Tuesday, July 19, 2011

Paper #1


The late 2000s mortgage crises, also known as the subprime mortgage crises, brought the global financial system down.  In September 2009, 14.4% of all outstanding U.S. mortgages were delinquent or in foreclosure.  
The global pool of money, which is sum total of all of the world’s savings, had about roughly $36 trillion by the year 2000 and by 2006, that money increased to $70 trillion.  Since the number of good investment did not have enough time to keep up with the increased savings.  Since the global pool of money could not invest its money in treasury bonds, which how it usually invested its money, due to the low interest rate, they turned to mortgages. 
A system that developed that would start with a person needing mortgage and ending in the global pool of money.  The way it worked was that a person would go to a mortgage broker with all of his or her proper tax documentation and credit checks and take out a mortgage.  The mortgage broker would then sell the mortgage to a bank, which would then sell it to an investment firm on Wall Street, such as Bear Stern. The investment firm, Bear Stern, would then sell the mortgages it received from the bank and sell shares of them to the global pool of money. 
This was great for the global pool of money until the mortgage brokers started running out of people to give a mortgage to.  So mortgage brokers started luring in buyers with poor credit into accepting housing mortgages with little or no down payment and without proper tax documentation and credit checks, due to the amount of commission they were promised.   Since the mortgage brokers were not the ones who were loaning out the money, they did not care as to what type of buyers they were giving housing mortgages to.  These loans, usually adjustable rate mortgages (ARMs), which are a type of mortgage in which the interest rate paid on the outstanding balance varies according to a specific benchmark, were known as subprime mortgages.
                The new homeowners saw a rising value of their previously foreclosed homes during the initial year or so of their mortgages, and frequently took out home equity loans for extra cash.  In addition, banks and financial institutions often repackaged these debts with other high-risk debts and sold them to worldwide investors creating financial instruments called CDOs or collateralized debt obligations. What banks basically did was buy the mortgages and put them in a box.  Now, every month the banks get payments from homeowners.  Then the mortgages are split into three separate stacks, which are safe, okay, and risky.  They then pack the three stacks back in the box and call it CDOs.  A CDO works like three cascading trays; as money comes in, the top tray, safe, gets filled first, then the second try, okay, and finally, the third tray, risky.  The money comes from homeowners who are paying off their mortgages and if some owners do not pay their mortgages or default, less money comes in.  This makes the top tray safer and bottom tray a riskier.  To compensate for the higher risk, the bottom tray receives a higher rate of return, while the top receives a lower rate.  To make the top tray even safer, banks will ensure it for a small fee called a credit default swap (CDS).  Then credit rating agency then rates the top tray with AAA and the okay tray with BBB, but they do not bother rating the risky tray.  The banks would then sell the safe tray to investors, the okay tray to other bankers, and the risky tray to hedge funds and other risk takers. 

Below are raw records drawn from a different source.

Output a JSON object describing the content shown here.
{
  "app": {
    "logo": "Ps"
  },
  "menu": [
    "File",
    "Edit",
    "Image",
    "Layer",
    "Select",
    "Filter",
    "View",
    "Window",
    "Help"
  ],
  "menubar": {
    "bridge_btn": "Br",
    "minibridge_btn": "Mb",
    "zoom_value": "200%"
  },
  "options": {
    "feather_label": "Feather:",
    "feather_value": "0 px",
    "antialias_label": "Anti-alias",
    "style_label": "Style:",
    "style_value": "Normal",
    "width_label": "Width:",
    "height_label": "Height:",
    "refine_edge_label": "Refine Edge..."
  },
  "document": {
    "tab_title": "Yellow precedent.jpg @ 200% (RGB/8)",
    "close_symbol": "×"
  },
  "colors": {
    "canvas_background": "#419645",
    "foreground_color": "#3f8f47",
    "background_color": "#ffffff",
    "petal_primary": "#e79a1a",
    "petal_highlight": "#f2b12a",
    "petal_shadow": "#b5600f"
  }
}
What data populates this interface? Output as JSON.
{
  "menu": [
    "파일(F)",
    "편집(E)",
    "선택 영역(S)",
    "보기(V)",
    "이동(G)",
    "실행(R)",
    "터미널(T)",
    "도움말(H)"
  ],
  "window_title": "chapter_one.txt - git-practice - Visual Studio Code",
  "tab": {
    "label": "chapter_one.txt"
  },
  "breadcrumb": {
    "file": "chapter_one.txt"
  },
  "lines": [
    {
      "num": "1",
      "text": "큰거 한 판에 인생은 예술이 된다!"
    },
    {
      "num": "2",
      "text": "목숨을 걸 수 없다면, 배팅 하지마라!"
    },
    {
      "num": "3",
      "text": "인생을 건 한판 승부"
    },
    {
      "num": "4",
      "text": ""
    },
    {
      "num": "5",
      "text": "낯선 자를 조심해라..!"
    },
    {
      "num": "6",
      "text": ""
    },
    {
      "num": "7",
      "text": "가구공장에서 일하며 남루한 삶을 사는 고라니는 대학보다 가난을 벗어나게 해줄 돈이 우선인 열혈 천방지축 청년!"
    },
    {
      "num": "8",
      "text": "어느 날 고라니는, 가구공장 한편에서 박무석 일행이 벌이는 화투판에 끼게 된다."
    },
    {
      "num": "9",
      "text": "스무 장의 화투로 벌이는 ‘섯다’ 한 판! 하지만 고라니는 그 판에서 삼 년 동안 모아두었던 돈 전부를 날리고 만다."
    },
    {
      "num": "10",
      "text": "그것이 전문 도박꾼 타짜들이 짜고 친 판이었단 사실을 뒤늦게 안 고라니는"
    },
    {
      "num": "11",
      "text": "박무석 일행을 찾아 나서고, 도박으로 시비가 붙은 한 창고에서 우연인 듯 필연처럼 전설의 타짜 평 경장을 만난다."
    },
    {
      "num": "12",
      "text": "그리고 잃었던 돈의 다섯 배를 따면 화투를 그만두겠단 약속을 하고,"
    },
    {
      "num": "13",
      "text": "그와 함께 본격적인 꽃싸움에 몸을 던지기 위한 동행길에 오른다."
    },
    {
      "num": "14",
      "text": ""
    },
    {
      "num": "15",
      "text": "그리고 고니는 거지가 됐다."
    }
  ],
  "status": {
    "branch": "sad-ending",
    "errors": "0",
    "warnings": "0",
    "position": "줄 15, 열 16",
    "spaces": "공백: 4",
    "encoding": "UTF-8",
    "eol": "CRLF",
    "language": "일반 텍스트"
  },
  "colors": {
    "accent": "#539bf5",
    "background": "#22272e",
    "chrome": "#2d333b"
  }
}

                Since mortgage brokers started given out subprime mortgages, more people stopped paying their mortgages.  Now the banks’ monthly payments started turning into houses instead of money.  Now there are many more houses for sale on the market creating more supply then there is demand that housing prices start to plummet.  Now homeowners who are still paying their mortgage find out that the price of their house is plummeting and that their mortgage is worth more than house, they walk away from the house.  Now the bank has all these worthless CDOs and no one wants to buy them. Now everyone is going bankrupt, including the investors, the brokers, and the lenders.
Losses on mortgage-backed securities and other assets purchased with borrowed money have dramatically reduced the capital base of financial institutions, rendering many either insolvent or less capable of lending. Governments have provided funds to banks. Some banks have taken significant steps to acquire additional capital from private sources.
The U.S. government passed the Emergency Economic Stabilization Act of 2008 (EESA or TARP) during October 2008. This law included $700 billion in funding for the "Troubled Assets Relief Program" (TARP), which was used to lend funds to banks in exchange for dividend-paying preferred stock.